1 – Voyez la lettre de Catherine du 29 Juin. (G.A.)

2 – L’Appel au public. (G.A.)

 

 

 

 

 

à M. Lacombe.

 

16 Octobre 1766 (1).

 

 

          Je suis très aise, monsieur, que ce ne soit pas vous qui ayez fait des lettres sous le nom de la reine Christine (2). La candeur de votre caractère ne s’accorde pas avec cette petite fraude littéraire. Votre Sosie ne vous vaut pas, et il mérite d’être bien battu par Mercure. Il est permis de cacher son nom ; mais il ne l’est pas de prendre le nom d’autrui, à moins que ce ne soit celui de Guillaume Vadé. Mon ami, qui cache son nom, vous importune beaucoup. Il se rend enfin à une de mes objections sur ces trois vers du petit monologue de Fulvie, scène IV du IVe acte,

 

Vous tomberez, tyrans, vous périrez, perfides !

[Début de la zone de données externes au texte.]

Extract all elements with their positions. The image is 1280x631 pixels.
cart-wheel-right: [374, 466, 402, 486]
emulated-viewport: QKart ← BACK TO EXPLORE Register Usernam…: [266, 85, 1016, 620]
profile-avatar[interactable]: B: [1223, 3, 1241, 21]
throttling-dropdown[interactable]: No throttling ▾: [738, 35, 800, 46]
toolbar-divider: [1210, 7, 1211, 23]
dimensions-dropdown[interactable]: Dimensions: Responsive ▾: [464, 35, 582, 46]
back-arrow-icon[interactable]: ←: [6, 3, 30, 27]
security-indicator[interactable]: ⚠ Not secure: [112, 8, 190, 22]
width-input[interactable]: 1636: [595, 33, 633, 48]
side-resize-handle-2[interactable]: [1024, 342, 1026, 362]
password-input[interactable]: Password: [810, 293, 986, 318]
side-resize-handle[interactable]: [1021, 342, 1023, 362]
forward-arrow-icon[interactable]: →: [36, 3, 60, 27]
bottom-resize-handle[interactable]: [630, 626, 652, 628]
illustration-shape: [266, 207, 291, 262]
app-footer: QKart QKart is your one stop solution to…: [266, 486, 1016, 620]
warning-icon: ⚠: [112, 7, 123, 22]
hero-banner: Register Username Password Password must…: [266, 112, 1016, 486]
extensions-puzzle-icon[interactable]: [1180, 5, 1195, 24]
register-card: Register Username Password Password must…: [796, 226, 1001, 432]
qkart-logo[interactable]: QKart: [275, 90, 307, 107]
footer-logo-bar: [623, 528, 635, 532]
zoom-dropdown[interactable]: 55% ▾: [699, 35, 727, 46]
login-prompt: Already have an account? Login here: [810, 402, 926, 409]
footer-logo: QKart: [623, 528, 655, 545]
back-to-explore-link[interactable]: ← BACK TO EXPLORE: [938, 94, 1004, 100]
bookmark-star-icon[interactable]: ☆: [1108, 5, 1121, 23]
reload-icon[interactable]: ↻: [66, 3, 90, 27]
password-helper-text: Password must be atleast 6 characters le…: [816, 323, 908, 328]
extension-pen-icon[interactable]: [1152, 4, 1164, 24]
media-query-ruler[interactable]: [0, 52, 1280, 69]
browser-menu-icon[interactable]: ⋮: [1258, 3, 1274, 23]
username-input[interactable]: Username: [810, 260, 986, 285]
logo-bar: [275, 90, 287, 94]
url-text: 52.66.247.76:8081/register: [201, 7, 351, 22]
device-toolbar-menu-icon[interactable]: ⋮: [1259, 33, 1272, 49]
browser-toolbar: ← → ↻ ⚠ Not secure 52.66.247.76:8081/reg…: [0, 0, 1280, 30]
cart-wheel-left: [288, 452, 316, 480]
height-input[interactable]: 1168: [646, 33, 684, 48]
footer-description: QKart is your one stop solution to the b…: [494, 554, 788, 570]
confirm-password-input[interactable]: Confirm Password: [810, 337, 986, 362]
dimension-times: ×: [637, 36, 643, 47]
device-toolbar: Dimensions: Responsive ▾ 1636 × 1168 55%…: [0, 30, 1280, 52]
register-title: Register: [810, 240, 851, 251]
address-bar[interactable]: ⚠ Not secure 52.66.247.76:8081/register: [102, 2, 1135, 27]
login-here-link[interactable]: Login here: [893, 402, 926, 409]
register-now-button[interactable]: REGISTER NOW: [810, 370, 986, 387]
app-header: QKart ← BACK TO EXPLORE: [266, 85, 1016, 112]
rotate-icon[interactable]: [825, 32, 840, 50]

Vos mains ont trop instruit nos mains aux parricides,

Le sang vous abreuva ; votre sang va couler.

 

          En effet, Fulvie ne fait que répéter ce qu’elle a déjà dit ; cela cause de la langueur, et ces moments doivent être vifs et rapides Voici comme il change tout ce morceau. Après ce vers qui finit la scène troisième du IVe acte,

 

Je t’invoque, Brutus, je t’imite ; frappons.

 

 

mettez : .  .  .  .  .  .  .  .  .  .  .  .  .  .  .  .  .  .  .  .  .  .  .  .  .  .  .  .  .  .  .  .  .  .  . .  .  (3). 

 

          Je vous prie, monsieur, au nom de mon ami et au mien, d’imprimer suivant cette nouvelle leçon, et de faire un carton, si ce morceau a déjà été sous presse. Il faudra observer et changer l’ordre des scènes ; car le petit monologue de Fulvie, qui faisait la VIe scène, étant supprimé, il se trouve que la Ve scène devient la IVe, la VIe devient la Ve, et ainsi du reste.

 

          Vous sentez combien j’ai d’excuses à vous faire de vous accabler de tant de minuties. Je vous ruine en ports de lettres ; mais vous ennuyer est encore pis. L’amitié sera mon excuse ; je compte sur la vôtre. Ne doutez pas du véritable attachement que je vous ai voué depuis que je suis en commerce avec vous.

 

 

1 – Editeurs, de Cayrol et A François. (G.A.)

2 – Elles étaient d’un Lacombe, d’Avignon. (G.A.)

3 – Suivaient les douze premiers vers que l’on trouve aujourd’hui dans la scène IV du IVe acte du Triumvirat. (G.A.)